In vivo approaches include:
- Low-dose IL-2 therapy, which enhances Treg cell function in a dose-dependent manner, without activating effector T cells. Novel approaches include IL-2 muteins (engineered IL-2 with enhanced Treg selectivity), which are under development
- mTOR inhibitors (e.g., rapamycin), which shift immune balance by increasing Treg cells while suppressing effector T cell function
- Microbiome-based therapies, which can enhance Treg cell differentiation and regulate immune responses via certain gut microbiota
- Novel metabolic approaches to induce Treg cells
“When considering low-dose IL-2 in clinical autoimmune indications, most studies were completed in SLE, showing a 44-67% reduction in prednisone use and significant SLE disease activity index (SLEDAI) score improvement,” Dr. Kolios said about comparing current evidence, including data in dermatologic diseases like alopecia areata, psoriasis, and atopic dermatitis. “When considering IL-2 therapy in rheumatoid arthritis, studies show low-dose IL-2 restores Treg function and reduces disease severity in more than 60% of patients.”
Ex vivo approaches include:
- Polyclonal Treg expansion, which increases patient-derived Treg cells for reinfusion
- Antigen-specific Tregs, which use engineered Tregs to target disease-specific antigens (e.g., CAR-Tregs, CAAR-Tregs, BAR-Tregs)
“Treg cell expansion trials show promising results in type 1 diabetes and graft-versus-host disease but need further validation in skin diseases,” said Dr. Kolios.
Shooting for the immune
Looking ahead, Dr. Kolios said the goal in understanding and restoring immune regulation in autoimmune skin diseases is to transition from symptom management to immune reprogramming for long-term control or even a cure.

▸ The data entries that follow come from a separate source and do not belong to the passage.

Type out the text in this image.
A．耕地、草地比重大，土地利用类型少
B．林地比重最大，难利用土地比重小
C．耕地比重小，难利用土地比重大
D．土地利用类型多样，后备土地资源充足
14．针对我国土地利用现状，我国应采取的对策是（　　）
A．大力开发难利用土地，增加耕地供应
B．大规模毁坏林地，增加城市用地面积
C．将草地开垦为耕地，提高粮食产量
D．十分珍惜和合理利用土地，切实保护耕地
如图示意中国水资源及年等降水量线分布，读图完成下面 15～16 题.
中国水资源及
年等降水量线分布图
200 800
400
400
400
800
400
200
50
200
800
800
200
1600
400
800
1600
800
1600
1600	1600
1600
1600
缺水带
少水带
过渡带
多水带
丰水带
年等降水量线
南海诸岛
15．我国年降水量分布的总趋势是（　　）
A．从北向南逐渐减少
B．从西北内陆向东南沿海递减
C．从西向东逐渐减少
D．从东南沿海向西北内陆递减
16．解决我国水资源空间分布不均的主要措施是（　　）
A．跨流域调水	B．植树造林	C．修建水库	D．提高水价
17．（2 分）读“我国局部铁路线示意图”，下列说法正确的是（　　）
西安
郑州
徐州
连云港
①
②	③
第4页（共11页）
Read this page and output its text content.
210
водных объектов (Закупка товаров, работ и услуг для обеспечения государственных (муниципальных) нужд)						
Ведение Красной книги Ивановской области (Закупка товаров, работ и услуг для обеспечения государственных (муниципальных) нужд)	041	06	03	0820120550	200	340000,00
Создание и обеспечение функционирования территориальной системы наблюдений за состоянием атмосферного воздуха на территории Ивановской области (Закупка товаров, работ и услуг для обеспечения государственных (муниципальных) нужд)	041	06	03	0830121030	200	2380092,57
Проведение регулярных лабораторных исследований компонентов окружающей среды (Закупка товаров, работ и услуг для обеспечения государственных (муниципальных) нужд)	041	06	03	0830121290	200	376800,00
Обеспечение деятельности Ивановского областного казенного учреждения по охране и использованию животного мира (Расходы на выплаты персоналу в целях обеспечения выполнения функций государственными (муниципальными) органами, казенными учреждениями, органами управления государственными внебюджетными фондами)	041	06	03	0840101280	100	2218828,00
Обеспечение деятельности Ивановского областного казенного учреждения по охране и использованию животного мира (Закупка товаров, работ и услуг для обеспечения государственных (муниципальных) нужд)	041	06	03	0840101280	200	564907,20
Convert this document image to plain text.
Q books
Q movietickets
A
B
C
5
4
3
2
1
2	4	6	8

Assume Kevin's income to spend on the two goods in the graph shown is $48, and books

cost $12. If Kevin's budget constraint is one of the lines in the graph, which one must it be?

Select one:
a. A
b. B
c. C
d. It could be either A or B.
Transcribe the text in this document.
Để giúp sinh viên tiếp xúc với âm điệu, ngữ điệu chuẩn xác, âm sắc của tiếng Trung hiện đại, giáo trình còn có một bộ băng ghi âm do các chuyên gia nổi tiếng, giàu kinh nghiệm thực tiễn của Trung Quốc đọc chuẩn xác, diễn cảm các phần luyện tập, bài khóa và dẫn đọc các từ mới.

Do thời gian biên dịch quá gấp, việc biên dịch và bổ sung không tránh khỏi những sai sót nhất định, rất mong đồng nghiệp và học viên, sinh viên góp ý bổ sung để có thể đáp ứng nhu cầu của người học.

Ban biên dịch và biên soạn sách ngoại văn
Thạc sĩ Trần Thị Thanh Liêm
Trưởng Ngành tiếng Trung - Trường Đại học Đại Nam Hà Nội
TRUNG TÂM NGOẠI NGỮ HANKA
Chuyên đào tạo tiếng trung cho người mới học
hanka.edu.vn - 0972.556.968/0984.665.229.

“As we look at the future of personalized medicine, patient selection based on gender, race, and immune profile is critical to optimize outcomes. Additionally, combining IL-2 with targeted biologicals or mTOR inhibitors might yield synergistic effects in refractory autoimmune diseases,” he said. “Autoimmune diseases are no longer a life sentence of immunosuppression. With these innovative therapies, the future of autoimmune dermatology is about immune regulation — not just suppression. Get ready for the next breakthrough!”